Sharing the Stories of Our Lives
The Power of Story
Something was not right in my grandson’s five-day-old world, and he was letting us all know about it. Dancing up and down the hallway, I gently jostled him in my arms. Then I began to tell him a story. Speaking in a soft, lilting voice, I began: “Once upon a time, there was a little boy born to two wonderful parents. His mommy and daddy loved him so much. And they loved Jesus so much. And they knew that Jesus loved them so much. They told their little boy over and over how much Jesus loved him. And this little boy grew up to love Jesus too.” For a few sweet and silent moments, his cries of distress halted, and my grandson opened his dark blue eyes and gazed into mine. Such is the power of story.
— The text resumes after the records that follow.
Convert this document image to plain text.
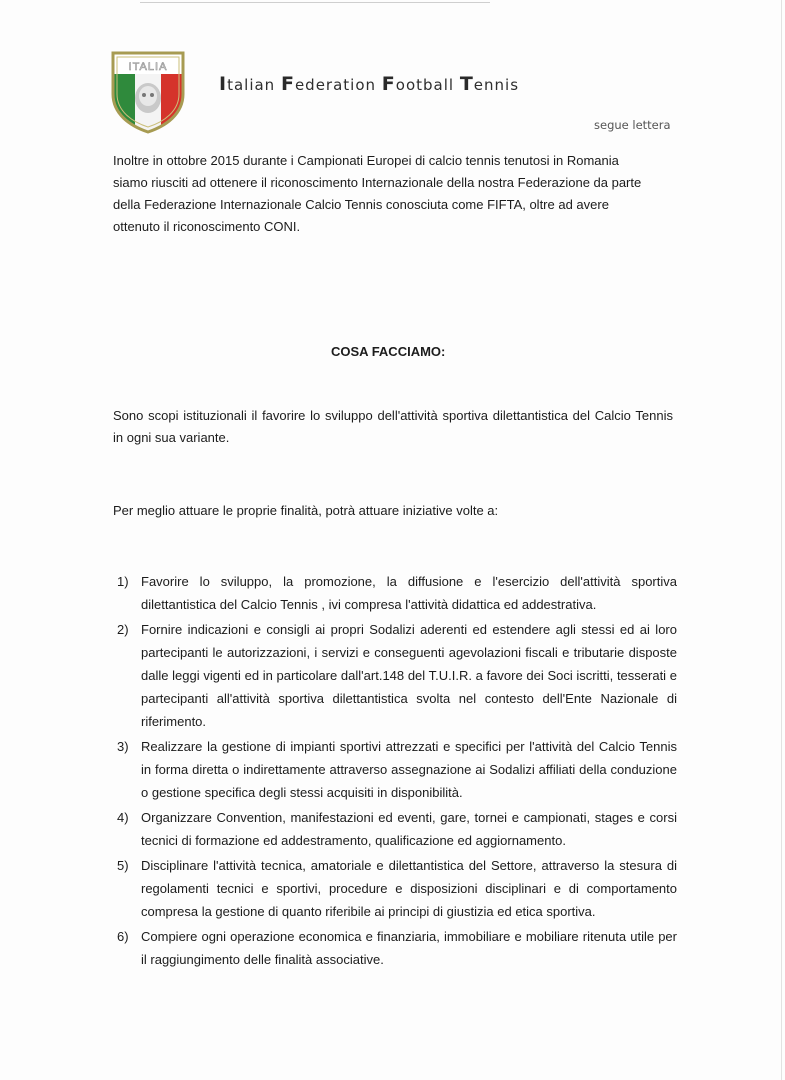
ITALIA
Italian Federation Football Tennis
segue lettera
Inoltre in ottobre 2015 durante i Campionati Europei di calcio tennis tenutosi in Romania
siamo riusciti ad ottenere il riconoscimento Internazionale della nostra Federazione da parte
della Federazione Internazionale Calcio Tennis conosciuta come FIFTA, oltre ad avere
ottenuto il riconoscimento CONI.
COSA FACCIAMO:
Sono scopi istituzionali il favorire lo sviluppo dell'attività sportiva dilettantistica del Calcio Tennis in ogni sua variante.
Per meglio attuare le proprie finalità, potrà attuare iniziative volte a:
1) Favorire lo sviluppo, la promozione, la diffusione e l'esercizio dell'attività sportiva dilettantistica del Calcio Tennis , ivi compresa l'attività didattica ed addestrativa.
2) Fornire indicazioni e consigli ai propri Sodalizi aderenti ed estendere agli stessi ed ai loro partecipanti le autorizzazioni, i servizi e conseguenti agevolazioni fiscali e tributarie disposte dalle leggi vigenti ed in particolare dall'art.148 del T.U.I.R. a favore dei Soci iscritti, tesserati e partecipanti all'attività sportiva dilettantistica svolta nel contesto dell'Ente Nazionale di riferimento.
3) Realizzare la gestione di impianti sportivi attrezzati e specifici per l'attività del Calcio Tennis in forma diretta o indirettamente attraverso assegnazione ai Sodalizi affiliati della conduzione o gestione specifica degli stessi acquisiti in disponibilità.
4) Organizzare Convention, manifestazioni ed eventi, gare, tornei e campionati, stages e corsi tecnici di formazione ed addestramento, qualificazione ed aggiornamento.
5) Disciplinare l'attività tecnica, amatoriale e dilettantistica del Settore, attraverso la stesura di regolamenti tecnici e sportivi, procedure e disposizioni disciplinari e di comportamento compresa la gestione di quanto riferibile ai principi di giustizia ed etica sportiva.
6) Compiere ogni operazione economica e finanziaria, immobiliare e mobiliare ritenuta utile per il raggiungimento delle finalità associative.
Photo by Mindy Olson P on Unsplash
If we are people of God, we are people of a great Story. And as we age, it is our privilege and our duty to share our stories with future generations. Through our stories, the next generation grows in faith and hope and love. Just as Asaph called the Israelites to remember the wonders God had done in the wilderness so they wouldn’t be like the faithless folk who turned and ran on the day of battle (see Psalm 78), I will one day tell my grandson how God came to a fifteen-year-old unchurched girl who desperately needed the hope of God but didn’t even know it. I will tell him stories of playing tag football in the park as a ten-year-old, of meeting my husband in a college biology lab during one of the loneliest seasons of my life, of giving birth to a precious daughter who grew up to become his beloved mother. As I share all of the stories, he will see a thread, the bright scarlet thread of redemption that God has sewn through the tapestry of my life. As I share the stories, he will see that thread running through his stories too, binding them together, to God, to his family, to a world desperate to know good news.
Telling our stories is a way to leave a spiritual legacy, which Daniel Taylor defines as “the offering of wisdom from one life to another.” Telling our stories not only gives us pleasure in remembering, it also blesses the ones who receives the story. We must tell our stories, and we must do it before we are no longer around.